Indexing Using SOLR

In Greenstone 3, (version 3.06rc1 onwards) you can use SOLR as the collection indexer (in place of MG/MGPP/Lucene).

See http://lucene.apache.org/solr/ for more details about SOLR.

There is only rudimentary, partial support in GLI for building a Greenstone collection with solr as the indexer. At present, GLI will preserve solr-specific elements, such as the option subelement of index above, as well as solr and facet elements. Building a SOLR collection in GLI has 2 drawbacks in Greenstone 3.06rc1:

Building a solr collection in GLI will stop the Greenstone server before building the collection and restart it when the collection has been rebuilt
Java 7 is needed to successfully build a solr collection in GLI, at least on Windows. For this to work, you will first need to have a JDK 7 installed on your machine (with the JAVA_HOME environment variable set up, and with JAVA_HOME/bin added to your PATH environemtn variable). Secondly, you will need to move your Greenstone 3 installation's packages/jre out of the way before running GLI, so that GLI finds your Java 7 instead.

Accessing Solr Admin

In case Greenstone server and client on the same PC open in browser http://127.0.0.1:8383/solr

In case remote Greenstone server you need to forward ports by ssh -L 8383:127.0.0.1:8383 greenstoneserver

Using analyzers specifically suited to different languages

Solr is based on Lucene. In 3.06rc1, lucene and solr have been upgraded from v 3.3.0 to 4.7.2, as this gives access to stemmers and filters for many languages. You can create a solr collection and configure the language of each indexable field as follows:

Create a collection in GLI and gather the documents. Assign metadata.
Close GLI.
Use a text editor to manually edit the collection's etc/collectionConfig.xml configuration file.
Locate the search element and make sure to change its type attribute to solr.
Next, for each indexed field that you do not want analyzed by the default "text_en_splitting", create an option element and set its solrfieldtype attribute to the analyzer for your chosen language, such as text_ja (which will use the Japanese Kuromoji analyzer) or text_es (which uses the PorterStemmer for Spanish).

  <search type="solr">
        <level name="section">
            <displayItem lang="en" name="name">chapter</displayItem>
        </level>
        <level name="document">
            <displayItem lang="en" name="name">book</displayItem>
        </level>
        <defaultLevel name="section"/>
        <index name="allfields">
          <displayItem lang="en" name="name">all fields</displayItem>
          <option name="solrfieldtype" value="text_ja" />
        </index>
        <index name="text">
            <displayItem lang="en" name="name">text</displayItem>
            <option name="solrfieldtype" value="text_es" />
        </index>
        <index name="dc.Title,Title">
            <displayItem lang="en" name="name">titles</displayItem>
        </index>
        <index name="dc.Subject">
            <displayItem lang="en" name="name">subjects</displayItem>
        </index>
        <index name="dls.Organization">
            <displayItem lang="en" name="name">organisations</displayItem>
            <option name="solrfieldtype" value="text_es" />
        </index>
    ...

The above example will use the Spanish analyzer on the full-text and dls.Organization metadata fields, and the Japanese analyzer for the combined allfields index, and use the default English analyzer for the remaining indexed metadata fields.

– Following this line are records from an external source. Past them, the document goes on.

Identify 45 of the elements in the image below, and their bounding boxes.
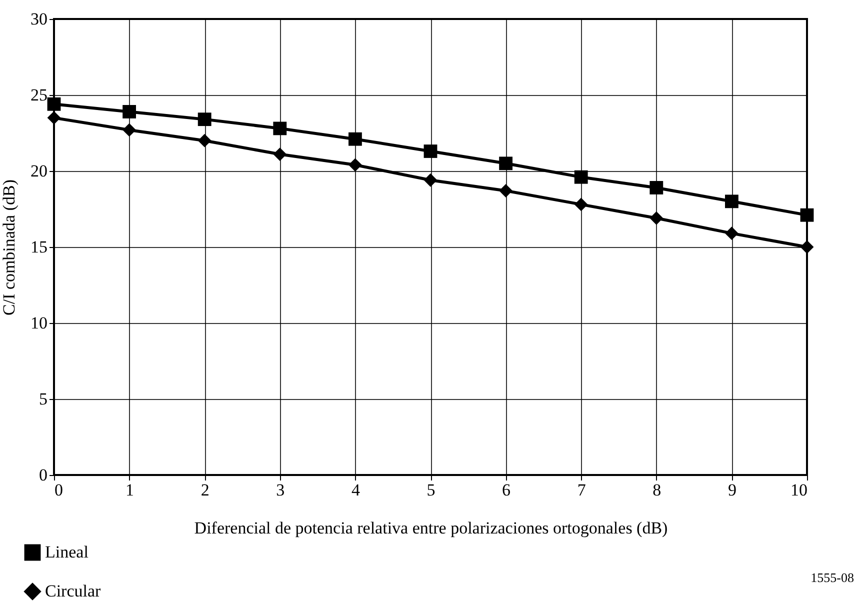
text: 1555-08 — [810, 570, 854, 586]
y-tick-label: 20 — [30, 162, 48, 180]
point — [499, 184, 513, 198]
x-tick-label: 10 — [790, 480, 808, 500]
y-tick-label: 30 — [30, 10, 48, 28]
y-tick-label: 5 — [39, 390, 48, 408]
point — [499, 156, 513, 170]
y-tick-label: 15 — [30, 238, 48, 256]
point — [800, 240, 814, 254]
x-tick-label: 3 — [276, 480, 285, 500]
point — [273, 122, 287, 136]
x-tick-label: 2 — [200, 480, 210, 500]
point — [574, 170, 588, 184]
point — [198, 112, 212, 126]
x-tick-label: 0 — [54, 480, 63, 500]
point — [47, 111, 61, 125]
y-axis-title: C/I combinada (dB) — [0, 180, 18, 316]
point — [273, 148, 287, 161]
x-tick-label: 7 — [577, 480, 586, 500]
y-tick-label: 0 — [39, 466, 48, 484]
point — [424, 173, 438, 187]
x-tick-label: 6 — [502, 480, 511, 500]
x-tick-label: 9 — [728, 480, 736, 500]
x-axis-title: Diferencial de potencia relativa entre polarizaciones ortogonales (dB) — [194, 518, 668, 538]
point — [122, 105, 136, 118]
point — [424, 144, 438, 158]
point — [348, 132, 362, 146]
x-tick-label: 5 — [426, 480, 436, 500]
x-tick-label: 1 — [126, 480, 134, 500]
point — [122, 123, 136, 137]
x-tick-label: 4 — [351, 480, 360, 500]
x-tick-label: 8 — [652, 480, 662, 500]
point — [724, 226, 738, 240]
legend-label: Lineal — [45, 542, 89, 562]
y-tick-label: 10 — [30, 314, 48, 332]
point — [198, 134, 212, 148]
point — [724, 194, 738, 208]
point — [650, 211, 664, 225]
point — [800, 208, 814, 222]
point — [650, 181, 664, 194]
legend-label: Circular — [45, 582, 102, 600]
point — [574, 198, 588, 212]
y-tick-label: 25 — [30, 86, 48, 104]
point — [348, 158, 362, 172]
point — [47, 97, 61, 111]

The analyzers that will be used for each language are defined in the file ext/solr/conf/schema.xml(.in) located in your Greenstone 3.06 installation. For instance, Japanese uses the Kuromoji analyzer by default, which is optimised to allow natural searching in Japanese. Spanish by default has been set up to use the SnowballPorterFilter.

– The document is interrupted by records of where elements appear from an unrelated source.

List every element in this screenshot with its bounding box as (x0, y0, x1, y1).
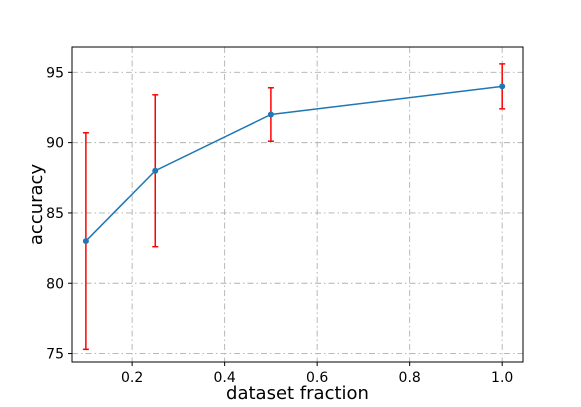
x-axis-label: dataset fraction (226, 383, 369, 404)
x-tick-label: 1.0 (491, 370, 513, 386)
y-axis-label: accuracy (26, 164, 47, 246)
data-point (152, 167, 159, 174)
plot-frame (71, 46, 524, 363)
x-axis-ticks: 0.2 0.4 0.6 0.8 1.0 (121, 362, 513, 386)
series-layer (82, 63, 506, 351)
y-tick-label: 85 (46, 206, 64, 222)
grid (72, 47, 523, 362)
y-tick-label: 95 (46, 65, 64, 81)
y-tick-label: 90 (46, 136, 64, 152)
series-line (85, 85, 503, 242)
x-tick-label: 0.2 (121, 370, 143, 386)
x-tick-label: 0.6 (306, 370, 328, 386)
y-tick-label: 80 (46, 276, 64, 292)
data-point (267, 111, 274, 118)
x-tick-label: 0.4 (214, 370, 236, 386)
data-point (82, 238, 89, 245)
y-axis-ticks: 75 80 85 90 95 (46, 65, 72, 363)
x-tick-label: 0.8 (399, 370, 421, 386)
data-point (499, 83, 506, 90)
y-tick-label: 75 (46, 347, 64, 363)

If you want your own analyzer, you need to have FilterFactory and Filter Solr classes in placed in jar archive. Jar file should be placed in WEB-INF/lib dir of solr.war archive located in ./packages/tomcat/webapps/solr.war Also you need to describe your analyzer in ext/solr/conf/schema.xml.in Example of implementing russian morphology analyzer:

 <fieldType name="text_ru_morph" class="solr.TextField" positionIncrementGap="100">
          <analyzer>
          <tokenizer class="solr.StandardTokenizerFactory"/>
          <filter class="solr.LowerCaseFilterFactory"/>
          <filter class="solr.StopFilterFactory" ignoreCase="true" words="lang/stopwords_ru.txt" format="snowball" />
          <filter class="org.apache.lucene.morphology.russian.RussianFilterFactory"/>
          </analyzer>
 </fieldType>

In example above search string is sliced to words(tokens) by tokenizer. Further all charcaters in each token are converted to lowercase to simplify analyzing by filter LowerCaseFilterFactory. On the next stage filter StopFilterFactory remove tokens that represents common words. Last stage is getting normalized form of word(token) by custom Filter.

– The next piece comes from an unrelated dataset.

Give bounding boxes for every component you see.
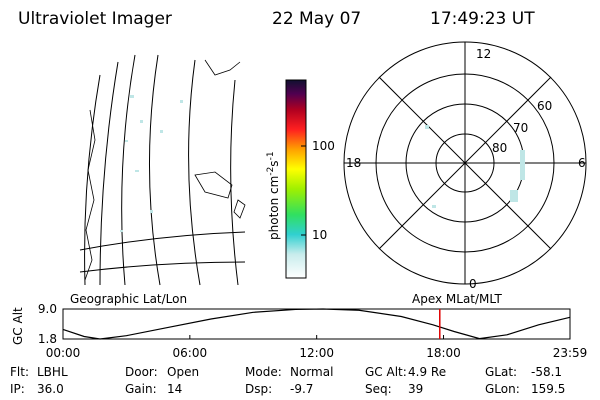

Diego Spano has investigated this analyzer's stemming abilities and has found that it does not always produce the expected results. Diego has read that Hunspell may be a better analyzer for Spanish. Hunspell is also available for many other languages. Instructions on how to modify the ext/solr/conf/schema.xml(.in) file to use Hunspell for a language instead are at http://wiki.apache.org/solr/HunspellStemFilterFactory. An example for Polish is at http://solr.pl/en/2012/04/02/solr-4-0-and-polish-language-analysis/

You will need to modify the ext/solr/conf/schema.xml(.in) file before building a new solr collection that will use the modifications.